I woke up this morning, pretty late for me, and started hustling around my place getting organized. I was supposed to have office hours today. Then I logged on and read Snow Dog's post. It hit me hard. We were good friends. I relied on his intellect. His left brain complemented my right brain.
I spent the day depressed. I cancelled office hours. I did my class and came home and went to bed. Alone. I swore again that I would never allow myself to get close to another person on the net. I vowed that I wouldn't leave myself emotionally vulnerable again. I kept checking my mail to see if he'd left me a message. Nothing. I'd watch the TV and see another massive hurricane heading towards our shores, yet another disaster for our country. Finally, focussing on my work, then smoking a joint, made it possible for me to log on and write this. If I'm boring you, that's OK. I'm doing this part for me. I needed to vent to people who would understand.
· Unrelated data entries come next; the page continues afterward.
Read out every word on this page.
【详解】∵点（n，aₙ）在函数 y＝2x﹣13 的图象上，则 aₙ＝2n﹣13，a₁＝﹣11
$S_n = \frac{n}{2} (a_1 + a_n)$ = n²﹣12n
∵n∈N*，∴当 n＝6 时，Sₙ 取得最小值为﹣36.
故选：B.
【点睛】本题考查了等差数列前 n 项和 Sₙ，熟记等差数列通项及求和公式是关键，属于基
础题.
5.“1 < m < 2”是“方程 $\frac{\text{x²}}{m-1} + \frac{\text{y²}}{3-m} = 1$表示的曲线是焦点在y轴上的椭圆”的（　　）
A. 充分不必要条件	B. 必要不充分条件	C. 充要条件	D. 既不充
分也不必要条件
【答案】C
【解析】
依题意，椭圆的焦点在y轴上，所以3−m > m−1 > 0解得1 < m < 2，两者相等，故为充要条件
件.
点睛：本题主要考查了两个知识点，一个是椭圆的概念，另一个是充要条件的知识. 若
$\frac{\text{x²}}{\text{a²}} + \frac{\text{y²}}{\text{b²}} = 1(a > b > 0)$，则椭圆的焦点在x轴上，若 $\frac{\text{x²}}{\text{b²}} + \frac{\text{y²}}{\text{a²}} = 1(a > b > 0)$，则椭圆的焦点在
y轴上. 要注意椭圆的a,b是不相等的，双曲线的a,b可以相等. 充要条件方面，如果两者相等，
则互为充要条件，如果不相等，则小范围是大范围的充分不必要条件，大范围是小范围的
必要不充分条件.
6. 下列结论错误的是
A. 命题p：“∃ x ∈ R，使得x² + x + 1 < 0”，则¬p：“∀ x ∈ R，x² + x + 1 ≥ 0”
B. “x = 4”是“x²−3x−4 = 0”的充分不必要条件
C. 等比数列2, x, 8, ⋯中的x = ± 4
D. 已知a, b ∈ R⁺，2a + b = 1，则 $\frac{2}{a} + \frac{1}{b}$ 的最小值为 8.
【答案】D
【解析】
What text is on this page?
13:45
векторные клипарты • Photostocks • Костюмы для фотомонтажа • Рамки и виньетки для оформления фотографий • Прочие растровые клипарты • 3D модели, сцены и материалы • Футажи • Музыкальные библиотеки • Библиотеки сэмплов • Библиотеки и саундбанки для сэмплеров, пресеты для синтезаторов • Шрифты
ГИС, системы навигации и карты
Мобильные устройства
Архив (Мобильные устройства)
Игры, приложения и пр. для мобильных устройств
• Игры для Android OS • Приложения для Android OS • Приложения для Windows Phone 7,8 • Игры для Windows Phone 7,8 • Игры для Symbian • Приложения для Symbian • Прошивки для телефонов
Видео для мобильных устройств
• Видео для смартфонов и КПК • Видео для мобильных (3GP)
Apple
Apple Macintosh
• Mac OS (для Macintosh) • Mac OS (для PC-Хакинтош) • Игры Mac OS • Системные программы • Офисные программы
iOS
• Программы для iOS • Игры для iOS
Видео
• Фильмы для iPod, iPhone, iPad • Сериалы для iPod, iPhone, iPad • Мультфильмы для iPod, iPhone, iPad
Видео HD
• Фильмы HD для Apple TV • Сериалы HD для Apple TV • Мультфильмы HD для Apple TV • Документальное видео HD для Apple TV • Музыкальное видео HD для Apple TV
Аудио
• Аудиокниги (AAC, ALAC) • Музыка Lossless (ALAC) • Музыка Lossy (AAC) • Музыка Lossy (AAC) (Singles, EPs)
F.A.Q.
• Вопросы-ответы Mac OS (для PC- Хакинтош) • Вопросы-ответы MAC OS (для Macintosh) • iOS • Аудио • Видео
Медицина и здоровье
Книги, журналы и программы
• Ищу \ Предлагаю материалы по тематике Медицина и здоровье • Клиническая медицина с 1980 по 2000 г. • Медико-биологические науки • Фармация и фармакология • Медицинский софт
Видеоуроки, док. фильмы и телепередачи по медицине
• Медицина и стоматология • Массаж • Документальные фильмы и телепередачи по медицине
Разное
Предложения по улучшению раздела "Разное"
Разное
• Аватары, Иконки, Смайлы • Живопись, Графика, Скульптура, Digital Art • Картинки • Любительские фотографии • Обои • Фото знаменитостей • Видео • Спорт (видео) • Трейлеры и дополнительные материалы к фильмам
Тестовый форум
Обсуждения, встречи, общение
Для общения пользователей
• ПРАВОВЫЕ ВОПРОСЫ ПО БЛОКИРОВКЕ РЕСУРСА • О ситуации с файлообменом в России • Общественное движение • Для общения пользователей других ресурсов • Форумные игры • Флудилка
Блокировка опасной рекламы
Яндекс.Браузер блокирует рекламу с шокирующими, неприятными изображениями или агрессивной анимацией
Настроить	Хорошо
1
Anyway, I started to think about the culture of this board, and how so many of us have contributed uniquely to it's forum and blogs. Snow Dog was always there with a caustic but logical viewpoint. We can always count on Michael to give us a kind word. There seemed to be a nice balance of testosterone in here. With GoBears around, I don't feel so outnumbered by gay guys and women (that's a joke, don't flame me). That ignores so many others that make unique contributions. And then of course there's Connor and I, the resident assholes. Slaveboy, you'll just have to fill Snowey's shoes now. You grow up fast around here.
So thanks for letting me vent. I'm not generally one to express vulnerability, and I admit that I approached this blog entry with some trepidation, but sometimes you just can't handle all of life's challenges alone.